Moreover, their article outlined a new framework designed to describe and help measure organizational acquisition capabilities and maturity. And, perhaps most significantly, recognizing that the pressure for real, sustainable change has to come from within, the framework they outlined was largely the work of a group of federal acquisition and technology practitioners—from rising professionals to senior executives—they had convened.
What struck me most was not the substance of this new framework (full disclosure: I have been a peripheral participant and advisor to the effort), but the rather sharp reaction it generated.
Comments flew almost immediately. Some accurately identified barriers to achieving this new vision (especially the harsh nature of the oversight environment and the increasing politicization of acquisition).
But many other comments were filled with unwarranted vitriol and summary rejection. For these latter commenters, all of whom self-identified as government acquisition personnel, the rejection was founded for the most part in their willing acceptance of a rigid, rules-driven environment and, in many cases what they described as a fundamental distrust and dislike of the private sector.
Make no mistake about it; no one argues that the private sector has all the answers or always behaves appropriately. But fundamental, base dislike or distrust has enormous implications for the government’s willingness, let alone ability, to engage effectively with its private sector partners.
I was also struck by how antithetical many of the comments were to some of the core messages that have been consistently articulated by the government’s top acquisition leaders in both the civilian and defense sectors: think, communicate, and collaborate.
The comments suggest that those messages are neither penetrating nor as welcome within the federal acquisition community as senior leaders are recommending or as one would hope.
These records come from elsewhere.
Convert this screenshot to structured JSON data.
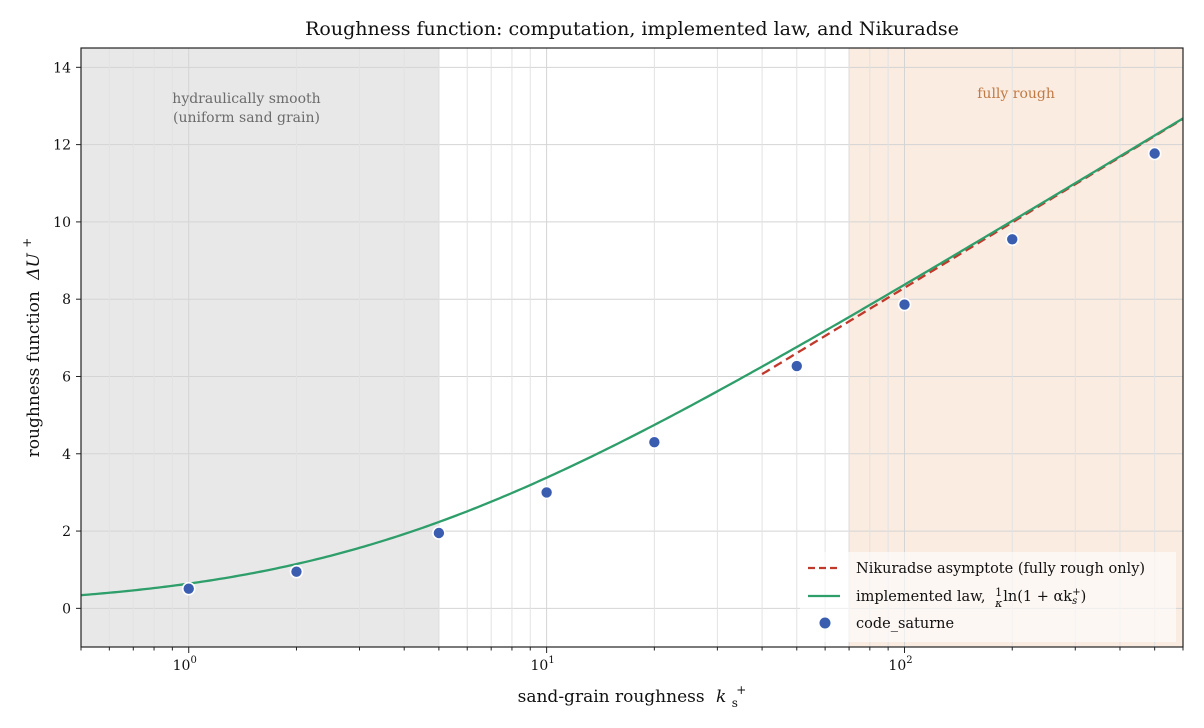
{
  "chart_data": {
    "type": "line",
    "title": "Roughness function: computation, implemented law, and Nikuradse",
    "xlabel_text": "sand-grain roughness",
    "xlabel_math": "k",
    "xlabel_sub": "s",
    "xlabel_sup": "+",
    "ylabel_text": "roughness function",
    "ylabel_math": "ΔU",
    "ylabel_sup": "+",
    "xscale": "log",
    "xlim": [
      0.5,
      600
    ],
    "ylim": [
      -1,
      14.5
    ],
    "grid": true,
    "legend_position": "lower-right",
    "x_ticks": [
      {
        "value": 1,
        "base": "10",
        "exp": "0"
      },
      {
        "value": 10,
        "base": "10",
        "exp": "1"
      },
      {
        "value": 100,
        "base": "10",
        "exp": "2"
      }
    ],
    "y_ticks": [
      0,
      2,
      4,
      6,
      8,
      10,
      12,
      14
    ],
    "regions": [
      {
        "name": "hydraulically-smooth",
        "x_range": [
          0.5,
          5
        ],
        "color": "#e8e8e8",
        "label_lines": [
          "hydraulically smooth",
          "(uniform sand grain)"
        ],
        "label_color": "#6b6b6b"
      },
      {
        "name": "fully-rough",
        "x_range": [
          70,
          600
        ],
        "color": "#fbece1",
        "label_lines": [
          "fully rough"
        ],
        "label_color": "#c07a45"
      }
    ],
    "series": [
      {
        "name_prefix": "implemented law,",
        "name_math": "ln(1 + αk",
        "kind": "line",
        "color": "#2e9e6a",
        "kappa": 0.41,
        "alpha": 0.3,
        "x_range": [
          0.5,
          600
        ]
      },
      {
        "name": "Nikuradse asymptote (fully rough only)",
        "kind": "dashed",
        "color": "#c0392b",
        "kappa": 0.41,
        "alpha": 0.3,
        "x_range": [
          40,
          600
        ]
      },
      {
        "name": "code_saturne",
        "kind": "scatter",
        "color": "#3a5db0",
        "x": [
          1,
          2,
          5,
          10,
          20,
          50,
          100,
          200,
          500
        ],
        "y": [
          0.51,
          0.95,
          1.95,
          3.0,
          4.3,
          6.27,
          7.86,
          9.55,
          11.77
        ]
      }
    ]
  }
}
This reaction is not a complete surprise. Former federal procurement administrator Dan Gordon once said that he was stunned by the degree to which the federal workforce resisted his “myth busters” memos, in which he urged more open and continual communications.
But it is an especially disturbing reality considering that one goal of this new framework is to free acquisition professionals to use their judgment and critical thinking skills in the pursuit of excellence and innovation; to enable the workforce’s freedom and ability to think, communicate, and collaborate.
The second example is simpler to explain but equally difficult to accept.
On the same day the Government Executive article appeared, the Defense Department held a day-long conference on pricing at the Defense Acquisition University. My takeaway, which has been validated by almost every industry attendee I spoke to, was that the department continues to view the entire private sector through the narrow lens of a “one-size-fits-all” monopsony marketplace within which major weapons systems and all other defense-unique requirements are procured.
Terms like “weighted profit guidelines” were thrown around as if such guidelines were appropriate for, or relevant to, most everything the department buys.
For those unfamiliar with the term, it essentially refers to algorithms that are used within government to determine the margins companies should earn when using contractor facilities (typically for manufacturing) to produce unique defense products.
To suggest that they are relevant to the entirely different, far larger, and hugely competitive marketplace for technology and services is absurd.
Similarly, there was a lot of talk about expanding the use of fixed price incentive contracts as a tool to achieve better cost and program performance. Really? Under a competitively awarded fixed price contract, all risk for performance is already placed on the contractor; that’s all the incentive they need to deliver to the very best of their ability.
Yet, the clear message is that the department wants to share in the benefits companies can drive under such contracts, without also sharing in the risks. Meanwhile, although almost everyone agrees that better training and skills development in business acumen, market insight and research, risk identification and management and the like will do the most to ensure the government gets a fair and reasonable price, they were hardly mentioned.
In short, the conference itself provided another distressing example of how too many elements within DoD continue to view the world through the overly narrow lens of a monopsony buyer and how the development of the department’s new generation of acquisition professionals continues to be founded in history rather than the current or future environment.
Today, there are a wide range of serious acquisition review initiatives underway across various agencies and congressional committees. But for any of them to be successful, for any of them to engender real change, these examples, and what they tell us about the current environment, must be given serious thought and be directly addressed.
That means fundamentally rethinking how the new workforce is trained, supported and rewarded. And it means not only thinking about and acting on process and policy, but also on the culture—which is, after all, the core of it all.